Online Booking Bonuses

Online Booking Bonuses

Delta is not the only major airline to end online booking bonuses. Northwest ended its booking bonus several years ago. Other airlines continue to offer the bonus: Continental, United and US Airways offer 500 miles per ticket booked online and American offers 250 miles for coach tickets and 500 miles per business and first class ticket. ATA offers up to 1,000 bonus points for online booking — basically offering double points for roundtrip travel — one of the most generous online bonuses around. Alaska Airlines is currently offering 1,000 miles for the first time you book an award ticket on their Web site but does not offer a revenue flight booking bonus. AirTran, Frontier, Midwest and Southwest do not offer online booking bonuses.

Hotel programs also offer online booking bonuses to lure customers to their sites such as the current IHG Priority Club Rewards promotion through Dec. 15, 2007, where members will earn a quadruple bonus, instead of the promotion’s triple bonus they’re offering, if members book their stays online.

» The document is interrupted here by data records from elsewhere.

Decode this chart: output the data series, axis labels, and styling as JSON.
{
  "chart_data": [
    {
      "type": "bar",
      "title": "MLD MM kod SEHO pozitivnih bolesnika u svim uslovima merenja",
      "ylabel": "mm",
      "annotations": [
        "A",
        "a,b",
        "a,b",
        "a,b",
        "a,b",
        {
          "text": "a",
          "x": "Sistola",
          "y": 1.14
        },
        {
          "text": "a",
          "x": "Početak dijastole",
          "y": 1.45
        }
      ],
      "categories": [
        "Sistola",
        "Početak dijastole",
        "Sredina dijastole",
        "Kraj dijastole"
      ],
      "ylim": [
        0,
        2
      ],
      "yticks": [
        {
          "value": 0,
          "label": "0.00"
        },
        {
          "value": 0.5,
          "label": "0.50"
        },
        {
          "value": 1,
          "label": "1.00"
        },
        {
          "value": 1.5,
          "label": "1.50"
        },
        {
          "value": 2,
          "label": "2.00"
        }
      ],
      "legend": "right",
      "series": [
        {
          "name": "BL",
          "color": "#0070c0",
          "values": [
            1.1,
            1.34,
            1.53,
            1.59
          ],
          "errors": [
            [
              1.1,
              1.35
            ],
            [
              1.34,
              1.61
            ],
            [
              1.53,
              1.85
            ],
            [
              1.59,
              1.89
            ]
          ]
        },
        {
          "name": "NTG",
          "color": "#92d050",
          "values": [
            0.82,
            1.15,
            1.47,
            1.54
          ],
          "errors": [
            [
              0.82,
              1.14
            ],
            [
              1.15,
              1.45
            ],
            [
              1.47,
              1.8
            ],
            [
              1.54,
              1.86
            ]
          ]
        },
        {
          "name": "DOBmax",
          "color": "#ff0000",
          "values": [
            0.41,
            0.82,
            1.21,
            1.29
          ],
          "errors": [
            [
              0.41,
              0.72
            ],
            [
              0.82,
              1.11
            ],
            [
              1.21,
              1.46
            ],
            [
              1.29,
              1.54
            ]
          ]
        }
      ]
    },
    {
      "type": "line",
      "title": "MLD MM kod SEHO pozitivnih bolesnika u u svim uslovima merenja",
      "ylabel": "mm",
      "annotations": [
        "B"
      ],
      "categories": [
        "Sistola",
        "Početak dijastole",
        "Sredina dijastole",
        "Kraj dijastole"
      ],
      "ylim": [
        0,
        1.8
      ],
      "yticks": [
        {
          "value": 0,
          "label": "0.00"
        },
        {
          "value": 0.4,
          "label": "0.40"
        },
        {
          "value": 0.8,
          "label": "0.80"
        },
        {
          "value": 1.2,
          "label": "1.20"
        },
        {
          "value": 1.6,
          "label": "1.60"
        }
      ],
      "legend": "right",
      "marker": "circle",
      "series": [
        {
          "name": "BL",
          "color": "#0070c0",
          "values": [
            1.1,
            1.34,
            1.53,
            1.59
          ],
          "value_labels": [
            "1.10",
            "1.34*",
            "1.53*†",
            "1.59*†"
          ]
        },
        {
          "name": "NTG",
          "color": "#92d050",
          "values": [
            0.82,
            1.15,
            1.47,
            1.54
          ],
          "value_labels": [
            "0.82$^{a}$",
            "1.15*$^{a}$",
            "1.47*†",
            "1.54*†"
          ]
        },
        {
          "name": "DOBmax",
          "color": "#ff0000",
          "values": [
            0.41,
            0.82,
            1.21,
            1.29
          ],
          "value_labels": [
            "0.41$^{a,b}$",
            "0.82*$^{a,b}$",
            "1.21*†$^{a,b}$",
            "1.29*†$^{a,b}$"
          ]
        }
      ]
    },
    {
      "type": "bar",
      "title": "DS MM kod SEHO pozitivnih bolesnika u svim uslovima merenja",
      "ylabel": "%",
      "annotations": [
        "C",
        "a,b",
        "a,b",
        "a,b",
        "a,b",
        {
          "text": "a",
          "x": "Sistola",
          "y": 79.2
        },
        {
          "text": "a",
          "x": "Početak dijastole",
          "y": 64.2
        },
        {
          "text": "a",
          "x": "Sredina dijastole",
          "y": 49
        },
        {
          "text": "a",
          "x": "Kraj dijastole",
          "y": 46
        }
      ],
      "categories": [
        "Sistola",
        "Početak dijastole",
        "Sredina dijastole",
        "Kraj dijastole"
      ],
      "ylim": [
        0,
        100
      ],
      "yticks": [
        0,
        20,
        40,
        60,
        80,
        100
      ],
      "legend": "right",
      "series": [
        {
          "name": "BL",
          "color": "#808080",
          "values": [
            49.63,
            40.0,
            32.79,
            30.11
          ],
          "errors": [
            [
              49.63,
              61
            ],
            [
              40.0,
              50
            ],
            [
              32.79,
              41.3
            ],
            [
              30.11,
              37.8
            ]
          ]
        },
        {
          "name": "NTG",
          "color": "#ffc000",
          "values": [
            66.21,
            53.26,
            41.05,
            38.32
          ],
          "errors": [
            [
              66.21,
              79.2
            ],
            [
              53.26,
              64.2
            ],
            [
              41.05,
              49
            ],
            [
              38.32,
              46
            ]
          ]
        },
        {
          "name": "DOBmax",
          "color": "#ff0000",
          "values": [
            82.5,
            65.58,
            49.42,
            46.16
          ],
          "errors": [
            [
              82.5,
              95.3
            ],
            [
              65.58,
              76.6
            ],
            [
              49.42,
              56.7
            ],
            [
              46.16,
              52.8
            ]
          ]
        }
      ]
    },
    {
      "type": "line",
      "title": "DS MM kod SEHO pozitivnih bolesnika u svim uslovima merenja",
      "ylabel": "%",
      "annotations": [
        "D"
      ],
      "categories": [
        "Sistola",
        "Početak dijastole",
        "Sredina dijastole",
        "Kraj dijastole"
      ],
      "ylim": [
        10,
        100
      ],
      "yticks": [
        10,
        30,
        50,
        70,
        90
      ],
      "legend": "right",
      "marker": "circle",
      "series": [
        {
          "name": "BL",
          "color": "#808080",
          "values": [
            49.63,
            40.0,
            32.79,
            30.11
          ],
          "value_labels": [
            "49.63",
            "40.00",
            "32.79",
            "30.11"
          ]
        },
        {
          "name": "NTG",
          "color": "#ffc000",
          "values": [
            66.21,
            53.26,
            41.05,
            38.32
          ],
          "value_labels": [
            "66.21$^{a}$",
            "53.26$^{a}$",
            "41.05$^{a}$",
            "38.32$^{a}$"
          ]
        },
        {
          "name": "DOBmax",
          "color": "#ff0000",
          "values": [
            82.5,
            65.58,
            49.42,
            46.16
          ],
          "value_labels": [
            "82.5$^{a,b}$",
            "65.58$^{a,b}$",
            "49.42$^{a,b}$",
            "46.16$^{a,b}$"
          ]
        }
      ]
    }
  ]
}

It’s interesting to note that USA Today recently named online booking as the number one pivotal change over the past 25 years that has transformed the way we travel. The newspaper is looking back over the past 25 years during its 25th anniversary and states, “…PC Travel’s nationwide debut in 1994 helped jump-start the growth of online booking sites such as Travelocity, Expedia, Orbitz and dozens of others — including Priceline and its revolutionary ‘name your own price’ concept. This year, Internet sales will represent more than half of all travel bookings.” Mileage offers via the airlines’ Web sites were introduced to woo customers making flight reservations on these types of sites back to the airlines and to save the airlines money by not having to staff as many telephone reservation agents.